A Apple está programada para sediar uma "Experiência Apple Especial" em Nova York no dia 4 de março às 9h ET, gerando especulações sobre novos anúncios de produtos, de acordo com The Verge e Ars Technica. O evento, que também incluirá encontros com a imprensa em Londres e Xangai, alimentou a expectativa por possíveis revelações de novos MacBooks, iPads e possivelmente até o iPhone 17e, conforme relatado pelo The Verge.
O convite para o evento apresenta um logotipo da Apple retratado em discos segmentados de amarelo, verde e azul, sugerindo a possibilidade de novas cores de produtos. A Ars Technica observou que, embora a Apple não tenha declarado explicitamente o que será anunciado, o momento do evento e a história da empresa sugerem potenciais atualizações de hardware. A Ars Technica estará presente em Nova York para cobrir a apresentação.
Em outras notícias de tecnologia, a Ricursive Intelligence, uma startup fundada pelos ex-funcionários do Google Brain Anna Goldie e Azalia Mirhoseini, anunciou uma rodada de financiamento Série A de US$ 300 milhões apenas quatro meses após seu lançamento, atingindo uma avaliação de US$ 4 bilhões, de acordo com a TechCrunch. Goldie, a CEO, e Mirhoseini, a CTO, trabalharam juntas anteriormente no Google Brain e na Anthropic. Elas ganharam reconhecimento por desenvolver o Alpha Chip, uma ferramenta de IA que poderia gerar layouts de chips em horas, um processo que normalmente leva um ano ou mais para os designers humanos. "Eles estavam entre aqueles engenheiros de IA que receberam aqueles e-mails estranhos de Zuckerberg fazendo ofertas malucas para nós", disse Goldie à TechCrunch, rindo.

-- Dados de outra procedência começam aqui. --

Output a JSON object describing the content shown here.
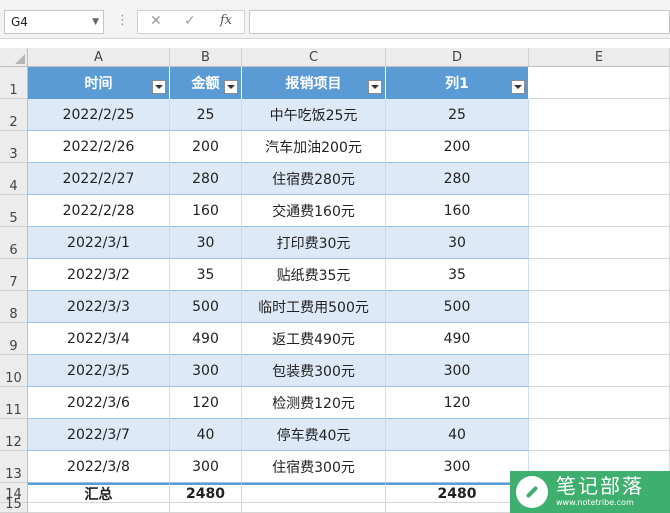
{
  "namebox": "G4",
  "formula_bar": {
    "cancel_glyph": "✕",
    "enter_glyph": "✓",
    "fx_label": "fx",
    "content": ""
  },
  "columns": [
    "A",
    "B",
    "C",
    "D",
    "E"
  ],
  "rows": [
    "1",
    "2",
    "3",
    "4",
    "5",
    "6",
    "7",
    "8",
    "9",
    "10",
    "11",
    "12",
    "13",
    "14",
    "15"
  ],
  "table": {
    "headers": [
      "时间",
      "金额",
      "报销项目",
      "列1"
    ],
    "records": [
      [
        "2022/2/25",
        "25",
        "中午吃饭25元",
        "25"
      ],
      [
        "2022/2/26",
        "200",
        "汽车加油200元",
        "200"
      ],
      [
        "2022/2/27",
        "280",
        "住宿费280元",
        "280"
      ],
      [
        "2022/2/28",
        "160",
        "交通费160元",
        "160"
      ],
      [
        "2022/3/1",
        "30",
        "打印费30元",
        "30"
      ],
      [
        "2022/3/2",
        "35",
        "贴纸费35元",
        "35"
      ],
      [
        "2022/3/3",
        "500",
        "临时工费用500元",
        "500"
      ],
      [
        "2022/3/4",
        "490",
        "返工费490元",
        "490"
      ],
      [
        "2022/3/5",
        "300",
        "包装费300元",
        "300"
      ],
      [
        "2022/3/6",
        "120",
        "检测费120元",
        "120"
      ],
      [
        "2022/3/7",
        "40",
        "停车费40元",
        "40"
      ],
      [
        "2022/3/8",
        "300",
        "住宿费300元",
        "300"
      ]
    ],
    "total_row": [
      "汇总",
      "2480",
      "",
      "2480"
    ]
  },
  "watermark": {
    "title": "笔记部落",
    "url": "www.notetribe.com"
  },
  "colors": {
    "header_fill": "#5b9bd5",
    "band_fill": "#dde9f7",
    "watermark_green": "#3eaf6e"
  }
}
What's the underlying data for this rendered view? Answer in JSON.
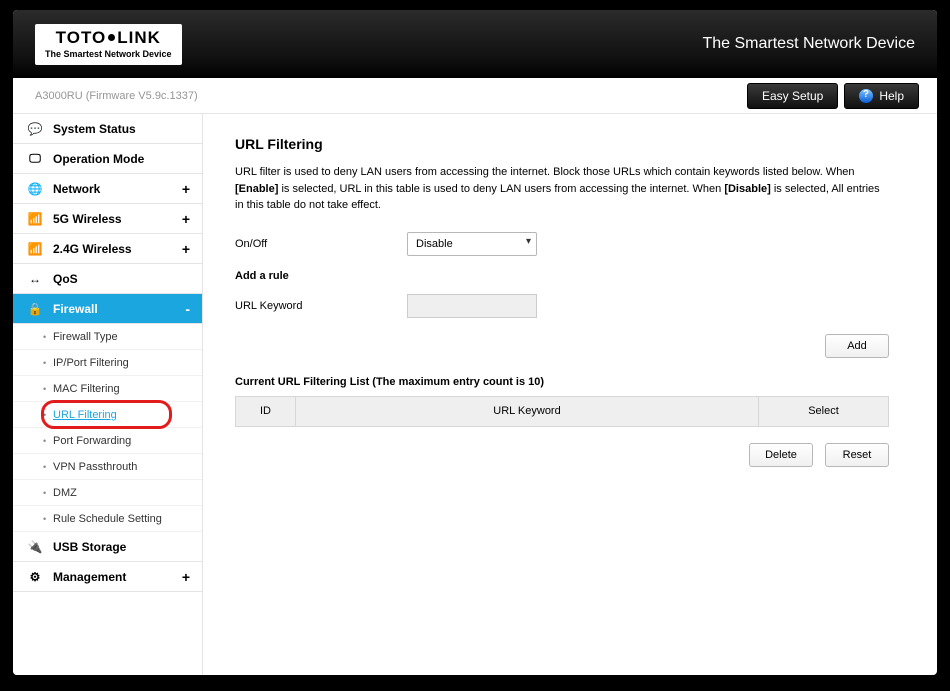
{
  "header": {
    "logo_left": "TOTO",
    "logo_right": "LINK",
    "logo_sub": "The Smartest Network Device",
    "tagline": "The Smartest Network Device"
  },
  "infobar": {
    "model": "A3000RU (Firmware V5.9c.1337)",
    "easy_setup": "Easy Setup",
    "help": "Help"
  },
  "sidebar": {
    "items": [
      {
        "icon": "💬",
        "label": "System Status",
        "exp": ""
      },
      {
        "icon": "🖵",
        "label": "Operation Mode",
        "exp": ""
      },
      {
        "icon": "🌐",
        "label": "Network",
        "exp": "+"
      },
      {
        "icon": "📶",
        "label": "5G Wireless",
        "exp": "+"
      },
      {
        "icon": "📶",
        "label": "2.4G Wireless",
        "exp": "+"
      },
      {
        "icon": "↔",
        "label": "QoS",
        "exp": ""
      },
      {
        "icon": "🔒",
        "label": "Firewall",
        "exp": "-"
      },
      {
        "icon": "🔌",
        "label": "USB Storage",
        "exp": ""
      },
      {
        "icon": "⚙",
        "label": "Management",
        "exp": "+"
      }
    ],
    "firewall_sub": [
      "Firewall Type",
      "IP/Port Filtering",
      "MAC Filtering",
      "URL Filtering",
      "Port Forwarding",
      "VPN Passthrouth",
      "DMZ",
      "Rule Schedule Setting"
    ]
  },
  "main": {
    "title": "URL Filtering",
    "desc_p1": "URL filter is used to deny LAN users from accessing the internet. Block those URLs which contain keywords listed below. When ",
    "desc_b1": "[Enable]",
    "desc_p2": " is selected, URL in this table is used to deny LAN users from accessing the internet. When ",
    "desc_b2": "[Disable]",
    "desc_p3": " is selected, All entries in this table do not take effect.",
    "onoff_label": "On/Off",
    "onoff_value": "Disable",
    "add_rule_h": "Add a rule",
    "url_keyword_label": "URL Keyword",
    "url_keyword_value": "",
    "add_btn": "Add",
    "list_title": "Current URL Filtering List  (The maximum entry count is 10)",
    "th_id": "ID",
    "th_kw": "URL Keyword",
    "th_sel": "Select",
    "delete_btn": "Delete",
    "reset_btn": "Reset"
  }
}
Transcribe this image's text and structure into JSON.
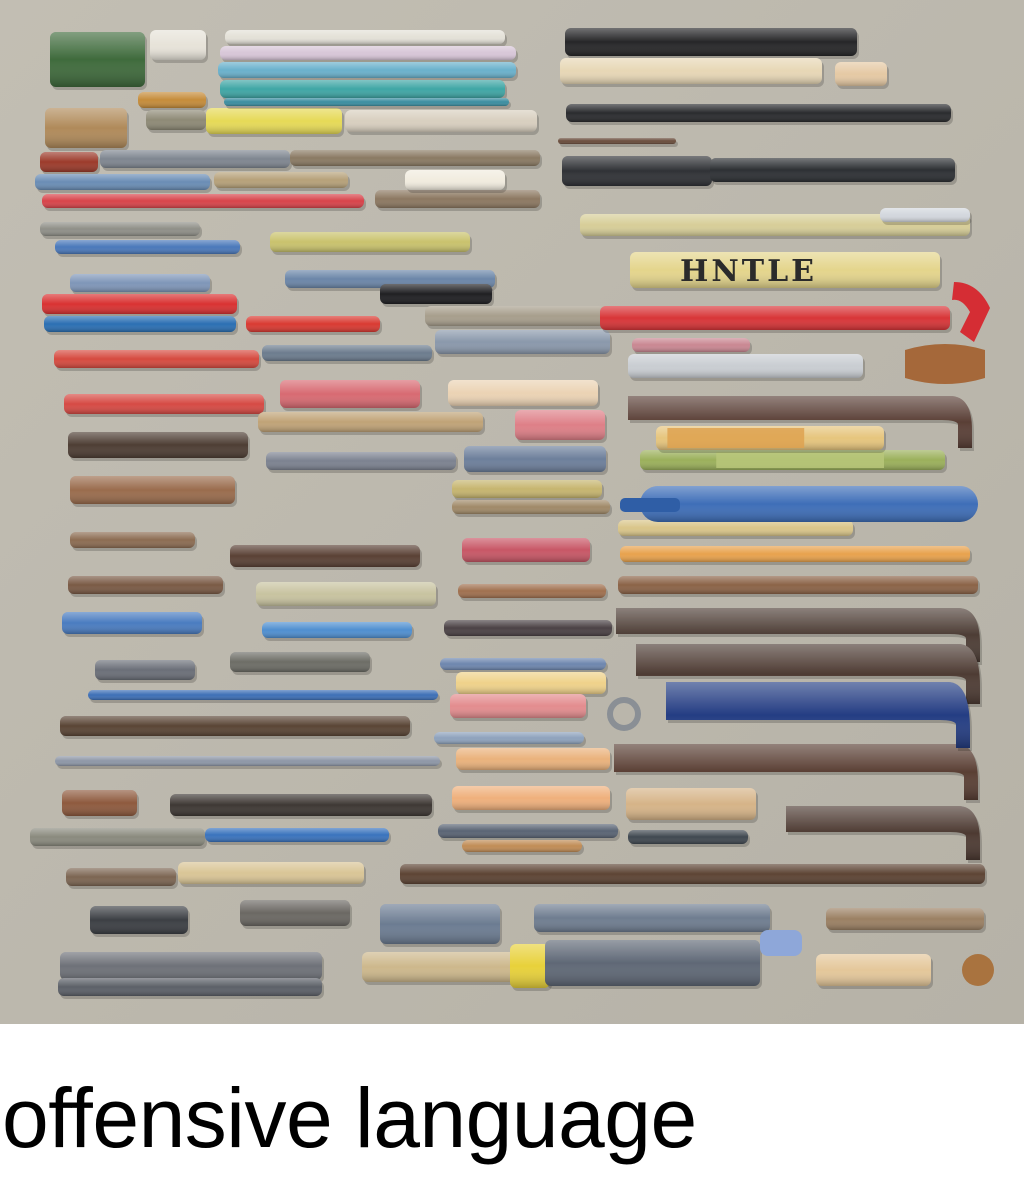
{
  "image": {
    "subject": "flat-lay photo of assorted pens, pencils, markers, sticks and tool handles arranged in rows on a grey surface",
    "background_color": "#bdb9ae",
    "printed_labels": [
      "HNTLE"
    ]
  },
  "caption": {
    "text": "offensive language"
  }
}
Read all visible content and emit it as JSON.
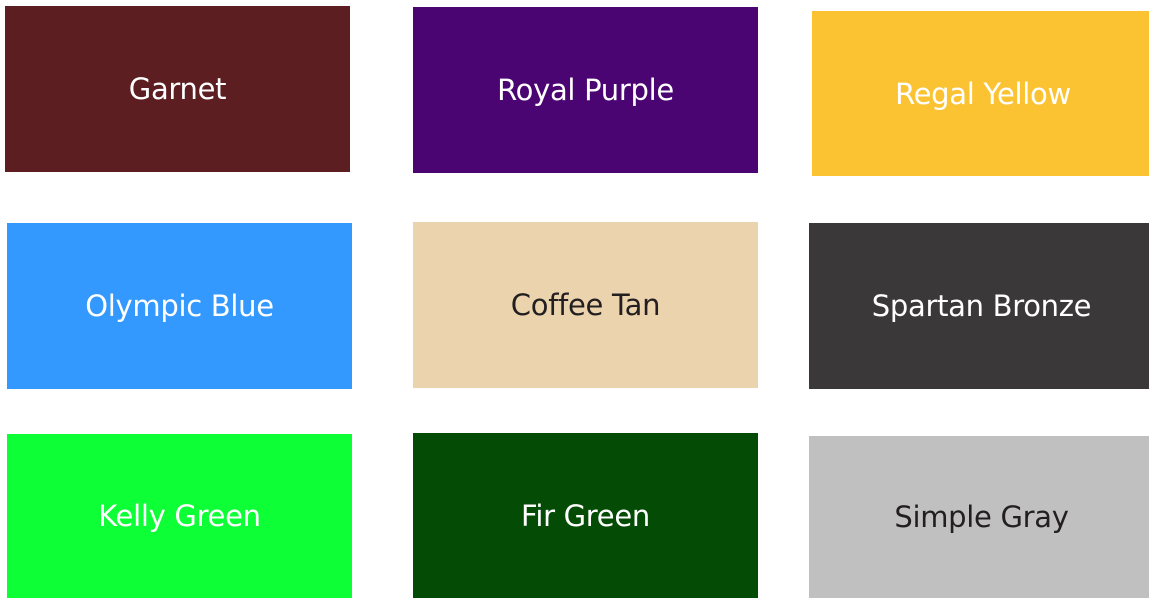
{
  "swatches": [
    {
      "label": "Garnet",
      "color": "#5c1e21",
      "text_color": "#ffffff"
    },
    {
      "label": "Royal Purple",
      "color": "#4b0573",
      "text_color": "#ffffff"
    },
    {
      "label": "Regal Yellow",
      "color": "#fbc332",
      "text_color": "#ffffff"
    },
    {
      "label": "Olympic Blue",
      "color": "#3499ff",
      "text_color": "#ffffff"
    },
    {
      "label": "Coffee Tan",
      "color": "#ebd4ad",
      "text_color": "#231f20"
    },
    {
      "label": "Spartan Bronze",
      "color": "#3a3839",
      "text_color": "#ffffff"
    },
    {
      "label": "Kelly Green",
      "color": "#0dff36",
      "text_color": "#ffffff"
    },
    {
      "label": "Fir Green",
      "color": "#044c05",
      "text_color": "#ffffff"
    },
    {
      "label": "Simple Gray",
      "color": "#c0c0c0",
      "text_color": "#231f20"
    }
  ]
}
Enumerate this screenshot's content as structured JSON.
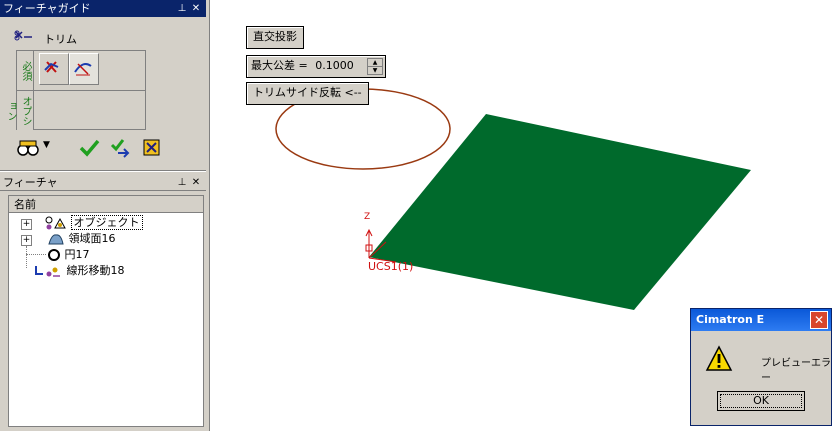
{
  "feature_guide": {
    "title": "フィーチャガイド",
    "pin_icon": "pin-icon",
    "close_icon": "close-icon",
    "operation_label": "トリム",
    "required_tab": "必須",
    "option_tab": "オプション"
  },
  "feature_tree": {
    "title": "フィーチャ",
    "column_header": "名前",
    "items": [
      {
        "label": "オブジェクト",
        "expandable": true,
        "icon": "objects-icon"
      },
      {
        "label": "領域面16",
        "expandable": true,
        "icon": "surface-icon"
      },
      {
        "label": "円17",
        "expandable": false,
        "icon": "circle-icon"
      },
      {
        "label": "線形移動18",
        "expandable": false,
        "icon": "linear-move-icon"
      }
    ]
  },
  "viewport": {
    "ortho_button": "直交投影",
    "max_tolerance_label": "最大公差 =",
    "max_tolerance_value": "0.1000",
    "trim_side_button": "トリムサイド反転 <--",
    "axis_z": "Z",
    "ucs_label": "UCS1(1)",
    "colors": {
      "plane": "#006a2c",
      "circle": "#9a3a12",
      "axis": "#d01010"
    }
  },
  "dialog": {
    "title": "Cimatron E",
    "message": "プレビューエラー",
    "ok_button": "OK",
    "icon": "warning-icon"
  }
}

Enquanto isso, alguns especialistas em IA estão questionando o hype em torno do OpenClaw, um sistema de IA que foi usado no Moltbook, um clone do Reddit onde agentes de IA se comunicavam entre si, de acordo com a TechCrunch. Alguns observadores ficaram brevemente preocupados que os agentes de IA estivessem se organizando contra os humanos.
Em notícias jurídicas, Michigan está tomando medidas legais contra as principais empresas de petróleo e gás, acusando-as de conluio para suprimir a concorrência de tecnologias mais limpas, como energia solar e veículos elétricos, de acordo com a Ars Technica. A abordagem do estado difere de outras ações judiciais relacionadas ao clima, que normalmente se concentram em engano ou deturpação dos riscos das mudanças climáticas. Especialistas jurídicos sugerem que essa estratégia pode ser um "divisor de águas" se Michigan conseguir superar as tentativas iniciais de rejeição pelos réus da indústria.